There once was a time when the very sight of a slender little dildo would have caused my face to turn a shade of bright red and sent me into fits of giggles. A time when just owning a little bullet vibe felt incredibly scandalous to me and I felt equal amounts of embarrassment and titillation whenever I even thought about a sex toy. But now… now I’ve become a seasoned sex toy pro. I own dog dildos that I can talk about in public without breaking a sweat. I can wave my Ovipositor in the air like I just don’t care. Sex toys have become so ridiculously normal to me… which is good… because it has prepared me for today's review… which is essentially a cattle prod for people. Yep… I own a cattle prod for people and I don’t even bat an eye… because why wouldn’t a person own one of these?
I’ll be honest though, electro-play is definitely something I have shied away from for a very long time. Pain has never really been my thing… sure, I don’t mind a firm spank (I even own a small handful of awesome impact toys) or a gentle face slap every now and then, but the thought of shocking myself on purpose just never crossed my mind. Heck… I yelp and cringe when someone rubs there feet on a carpet and touches me… so yeah… electro-play has never been high on my list of things I want to do on purpose for pleasure. Buuuuuuttttttt…. that isn’t to say I haven’t developed a bit of a curiosity about electro-sex. There have been numerous times when I’ve had the opportunity to have someone use a Violet Wand on me… but every time I chickened out and noped it the fuck out of there. It’s one of those fetishes that sounds alright in my head and looks cool whenever I watch other people do it… but on my actual self, I’m just not sure I would like it. So with this in mind… just how did I come to own this human cattle prod? Well… the short answer is… it’s all your fault. Yeah, you. You the reader. You are all the reason I decided to take the plunge into electro-play. If it was completely up to me, this blog would be 100% vibrating wands… but I feel like that might get boring for you guys after the 99th vibrating wand review of “Yep, I like this wand and I bet you 10 bucks I’ll like the next vibrating wand too” and if there is one thing I don’t want this blog to be it’s boring. I want to be the person who finds you all the cool, new, weird, and interesting toys! So, with that in mind, when SheVibe gave me a choice of a toy to review I quickly requested the Kink by Doc Johnson The Stinger.

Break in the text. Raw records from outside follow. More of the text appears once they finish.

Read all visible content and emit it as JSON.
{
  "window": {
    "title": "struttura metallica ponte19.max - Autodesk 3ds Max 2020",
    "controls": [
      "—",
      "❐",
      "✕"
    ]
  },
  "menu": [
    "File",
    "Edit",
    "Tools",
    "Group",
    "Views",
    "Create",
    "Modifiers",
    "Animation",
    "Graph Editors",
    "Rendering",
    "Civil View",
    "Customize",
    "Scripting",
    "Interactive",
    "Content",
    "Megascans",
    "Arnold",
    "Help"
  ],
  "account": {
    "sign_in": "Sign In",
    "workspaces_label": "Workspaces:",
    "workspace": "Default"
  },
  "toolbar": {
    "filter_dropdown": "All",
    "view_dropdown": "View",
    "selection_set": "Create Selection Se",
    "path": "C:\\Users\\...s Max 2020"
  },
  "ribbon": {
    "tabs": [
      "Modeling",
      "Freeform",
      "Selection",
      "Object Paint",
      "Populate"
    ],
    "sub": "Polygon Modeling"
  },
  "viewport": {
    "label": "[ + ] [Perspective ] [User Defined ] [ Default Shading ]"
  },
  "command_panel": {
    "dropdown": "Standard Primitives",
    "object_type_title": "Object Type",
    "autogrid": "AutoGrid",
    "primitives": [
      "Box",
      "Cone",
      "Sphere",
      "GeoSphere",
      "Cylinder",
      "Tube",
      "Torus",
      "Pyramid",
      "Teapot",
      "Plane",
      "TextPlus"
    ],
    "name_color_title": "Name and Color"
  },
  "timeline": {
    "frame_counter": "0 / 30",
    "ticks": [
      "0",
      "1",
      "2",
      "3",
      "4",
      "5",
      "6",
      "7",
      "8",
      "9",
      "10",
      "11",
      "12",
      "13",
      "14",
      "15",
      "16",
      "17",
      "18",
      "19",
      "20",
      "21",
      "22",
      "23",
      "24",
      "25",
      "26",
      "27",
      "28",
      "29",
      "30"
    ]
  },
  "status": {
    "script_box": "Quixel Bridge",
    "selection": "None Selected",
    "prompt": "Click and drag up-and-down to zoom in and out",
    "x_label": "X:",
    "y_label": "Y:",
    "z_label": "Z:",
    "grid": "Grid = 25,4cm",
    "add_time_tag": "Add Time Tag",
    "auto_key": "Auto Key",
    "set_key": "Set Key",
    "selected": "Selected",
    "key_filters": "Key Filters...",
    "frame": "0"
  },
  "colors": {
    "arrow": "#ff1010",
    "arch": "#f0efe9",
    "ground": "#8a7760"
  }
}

Okay, now, I can hear some of you shouting into your computer screens “What the heck is it?! What are you even talking about?!” I mean… personally, I think “cattle prod for people” pretty much covered it… but for you city folk who may have never seen a cattle prod, I’ll try to elaborate. The Stinger is a a 15 inch bit of plastic, it’s divided into two halves… the red body and the black textured handle. At the end of the red shaft are two little metal conductors… this is where the ouchies are delivered from. Operating the Stinger is super simple. If you can push down a button you can zap people to your hearts content. There is a single red button on the toys handle, push it down and you are ready to deliver an electric shock. Once you are ready to use the Stinger you’ve got a couple of options. If you give the button just a quick tap it will store just a small sting… a little love bite. If you want to deliver something a little bit more punishing hold the button down longer and deliver a harder zap. You can also push the wand onto the skin then press the button… personally, this was my least favorite way… I thought this hurt the most. It is also possible to push the Stinger onto the skin and hold the button down, delivering a continuous shock… I also wasn’t a big fan of this option either. The light, tickling snap is much more to my liking.